Na apreciação da queixa, o TEDH enfatizou a ligação entre o direito à liberdade de expressão (art.º 10.º da CEDH) e o artigo 17.º (proibição do abuso de direitos conducente à anulação dos direitos da CEDH) e indicou que é possível impor um travão à liberdade de expressão como atividade exercida em abuso de direito, visando a destruição dos direitos constantes da CEDH:

Para o TEDH assumiu particular gravidade o facto de o queixoso ser um deputado em exercício de funções, e de ter proferido o seu discurso no parlamento regional, atribuindo-lhe a qualidade de trabalho parlamentar.

O TEDH aceitou que houve ingerência no direito à livre expressão de Pastors, a qual estava prescrita na lei e prosseguia o fim legítimo da proteção da reputação e dos direitos de outrem. Respondendo à questão de saber se esta medida era necessária numa sociedade democrática, o TEDH analisou a reação do parlamento e a atividade de promoção e de julgamento penal, chegando à conclusão de que as várias instituições haviam tratado corretamente o caso. O facto de o discurso ter sido preparado antes de ser proferido, e de as palavras de negação do Holocausto terem sido preparadas e assumidas, revelou, da parte de Pastors, desprezo em relação às violações cometidas durante o Holocausto, bem como a negação de factos históricos, reconhecidos e estabelecidos. Por isso, a medida foi considerada necessária numa sociedade democrática, pelo TEDH, em particular à luz do art.º 17.º da CEDH, na medida em que se impunha evitar que alguém, mediante a sua atividade, anulasse os direitos e liberdades constante das CEDH, nos termos deste preceito. A esta luz, não se verificou a violação do art.º 10.º § 1 da CEDH, violação do direito à liberdade de expressão

Sobre a alegada parcialidade em segunda instância, o TEDH observou, primeiro, que não existia relação matrimonial entre um juiz e uma parte nem entre um juiz a exercer funções e um juiz que as exercesse e uma juíza que as ainda continuasse a exercer no presente, dentro do mesmo quadro processual.

Por outro lado, o processo evoluiu numa lógica de continuidade, da primeira instância para o Tribunal de Apelação. Sem que este procedesse a uma repetição do julgamento da primeira instância, mas apenas a um exame em sede de recurso. Por fim, apesar da indicação que deu, o queixoso não abdicou, como pôde, da afirmação de que teria existido conluio entre o magistrado da 2.ª instância e o magistrado da 1ª. Não se verificou assim, segundo o TEDH, a violação da regra da imparcialidade contida no art.º 6.º § 1 da CEDH.

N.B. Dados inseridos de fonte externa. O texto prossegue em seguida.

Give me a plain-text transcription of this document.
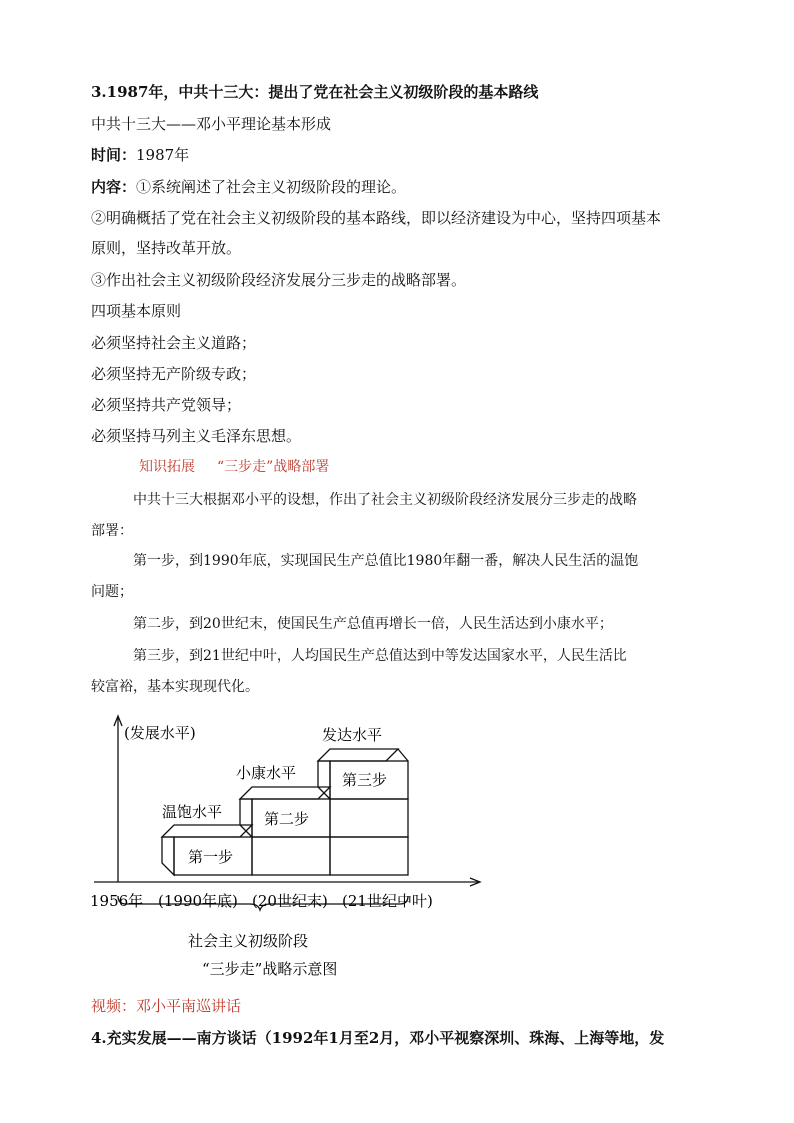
3.1987年，中共十三大：提出了党在社会主义初级阶段的基本路线
中共十三大——邓小平理论基本形成
时间：1987年
内容：①系统阐述了社会主义初级阶段的理论。
②明确概括了党在社会主义初级阶段的基本路线，即以经济建设为中心，坚持四项基本
原则，坚持改革开放。
③作出社会主义初级阶段经济发展分三步走的战略部署。
四项基本原则
必须坚持社会主义道路；
必须坚持无产阶级专政；
必须坚持共产党领导；
必须坚持马列主义毛泽东思想。
知识拓展 “三步走”战略部署
中共十三大根据邓小平的设想，作出了社会主义初级阶段经济发展分三步走的战略
部署：
第一步，到1990年底，实现国民生产总值比1980年翻一番，解决人民生活的温饱
问题；
第二步，到20世纪末，使国民生产总值再增长一倍，人民生活达到小康水平；
第三步，到21世纪中叶，人均国民生产总值达到中等发达国家水平，人民生活比
较富裕，基本实现现代化。
(发展水平)
温饱水平
小康水平
发达水平
第一步
第二步
第三步
1956年 (1990年底) (20世纪末) (21世纪中叶)
社会主义初级阶段
“三步走”战略示意图
视频：邓小平南巡讲话
4.充实发展——南方谈话（1992年1月至2月，邓小平视察深圳、珠海、上海等地，发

Na sua opinião dissidente parcial, os juízes Grozou e Mits concordam com a não violação do art.º 10.º aferida à luz do art.º 17.º da CEDH, mas discordam da resposta dada à questão da imparcialidade, ao abrigo do art.º 6.º § 1.

Para estes magistrados, do que se trata, neste segmento da queixa, é de imparcialidade objetiva e esta resulta da aparência. Ou seja, na medida em que a confiança de um particular na justiça possa estar em causa, há a violação da regra da imparcialidade, porque a aparência é a da não imparcialidade.

O receio da não imparcialidade do magistrado fora justificado e as instâncias nacionais não o resolveram, violando assim, segundo os juízes Grozou e Mits, este princípio contido no artigo 6.º § 1 da CEDH.